Accessing arbitrary elements of wordcounts is also straightforward, so long as we remember the numbering system we are using. The following code reads in some number x and prints out the xth integer in the list:

# Read an integer into x
# Write the value of wordcounts[x-1]
outputFile.write(str(wordcounts[x-1]) + '\n')

This is quite close to what our current problem asks us to do. The above code would have to be placed inside a loop so that it dealt with the correct number of questions, but otherwise it is already very close to a full solution.

Confidence with using lists to store and manipulate large amounts of data is a very helpful skill, both in most real-world programming scenarios and in competitions like the Australian Informatics Olympiad.
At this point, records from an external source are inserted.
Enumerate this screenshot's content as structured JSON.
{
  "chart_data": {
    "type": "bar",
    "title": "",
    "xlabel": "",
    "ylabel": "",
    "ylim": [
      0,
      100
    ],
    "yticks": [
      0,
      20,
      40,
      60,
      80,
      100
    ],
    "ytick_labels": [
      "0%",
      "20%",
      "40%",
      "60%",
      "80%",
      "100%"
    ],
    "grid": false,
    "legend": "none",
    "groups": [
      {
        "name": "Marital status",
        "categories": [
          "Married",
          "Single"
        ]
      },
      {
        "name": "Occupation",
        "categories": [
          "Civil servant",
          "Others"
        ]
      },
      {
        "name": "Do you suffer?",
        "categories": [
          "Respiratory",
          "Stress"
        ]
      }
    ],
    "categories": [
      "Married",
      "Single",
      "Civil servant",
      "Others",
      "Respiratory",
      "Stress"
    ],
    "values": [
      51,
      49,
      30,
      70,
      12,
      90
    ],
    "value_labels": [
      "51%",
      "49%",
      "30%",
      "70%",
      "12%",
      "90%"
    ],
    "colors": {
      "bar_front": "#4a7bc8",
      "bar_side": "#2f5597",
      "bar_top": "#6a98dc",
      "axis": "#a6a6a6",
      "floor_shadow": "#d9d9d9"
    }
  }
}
Storing lists of data (C++)

In this problem, we are given a list of word counts on the pages of an encyclopædia. Our program must answer multiple questions of the form: "How many pages are there on page x?"
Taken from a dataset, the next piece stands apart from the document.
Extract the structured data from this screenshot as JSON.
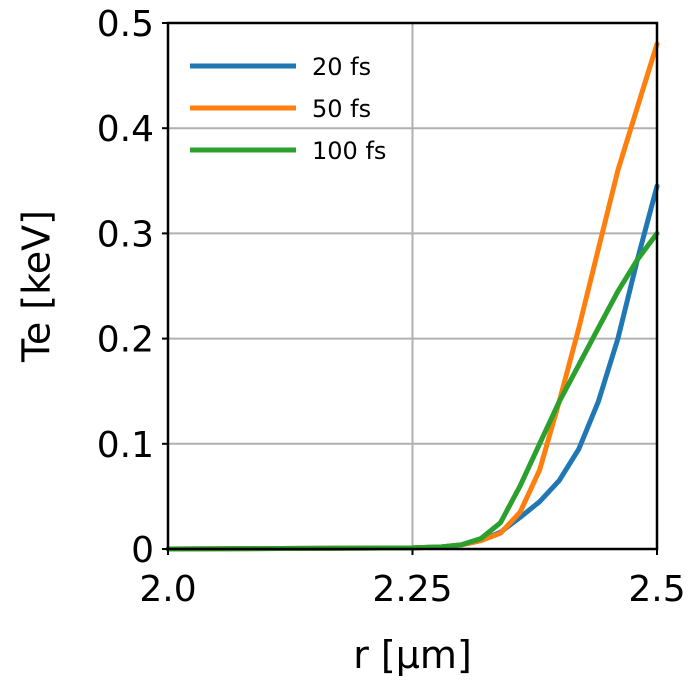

So far, whenever we've encountered problems involving large sets of data, I've tried to describe solutions that only 'remember' one or two variables at a time. With this problem such an approach is no longer possible.

You may be familiar with arrays - these are data structures that let you store large quantities of data. In this walkthrough I'll be using C-style arrays as an example.

In C/C++, an array is declared much like a normal variable. Say we needed room for 8 int-type variables. Then we would write:

int a[8];

The eight variables we now have access to are a[0], a[1], ..., a[6], a[7]. (Note that the numbering system is zero-based: counting begins at zero, not one. This may seem unintuitive, but turns out to be quite useful when we try manipulating arrays in advanced ways.)

The elements of an array can be manipulated like normal variables. For example, we could write a correct, albiet strange, solution to Addition like so:

// Read values into a[0] and a[1]
fscanf(inputFile, "%d %d", &a[0], &a[1]);
a[2] = a[0] + a[1];
// Print out the value of a[2]
fprintf(outputFile, "%d", a[2]);

(Add code to correctly handle file input and/or output.)

However, the real power of arrays lies in our ability to access their contents using mathematical expressions. If the variable foo is set to 5, then a[foo] refers to a[5] and we can manipulate a[foo] and store values inside it like any other variable. If the variable i counts from 0 to N-1 over the course of a loop, then in each iteration a[i] will refer to a different element of the array.

This is best seen with an example. The following code reads in a list of nPages integers into an array named wordcounts.

int wordcounts[10000];
for (int i = 0; i < nPages; i++) {
// Read an integer into <b>wordcounts[i]</b>
}

At the first iteration of the loop, i is set to zero and so the first integer is stored in wordcounts[0]. The second integer is stored in wordcounts[1], and so on. So if we are looking for 'the xth integer', then it is stored in wordcounts[x-1].

Accessing arbitrary elements of wordcounts is also straightforward, so long as we remember the numbering system we are using. The following code reads in some number x and prints out the xth integer in the list:

int x;
// Read an integer into x
fscanf(inputFile, "%d", &x);
// Write the value of wordcounts[x-1]
fprintf(outputFile, "%d\n", wordcounts[x-1]);

You might be wondering why we declared an array of 10000 integers (int wordcounts[10000];), even though we might not use all 10000 slots. Isn't that rather wasteful? The answer is that for real-world code, it would indeed be wasteful. We should be using a dynamic array. However, for convenience and simplicity in informatics, we often just declare an array with a fixed size that is large enough to encompass the largest possible input we could receive (in this problem, we are told that there will be at most 10000 pages in the encyclopædia).

This is quite close to what our current problem asks us to do. The above code would have to be placed inside a loop so that it dealt with the correct number of questions, but otherwise it is already very close to a full solution.

Confidence with using arrays to store and manipulate large amounts of data is a very helpful skill, both in most real-world programming scenarios and in competitions like the Australian Informatics Olympiad.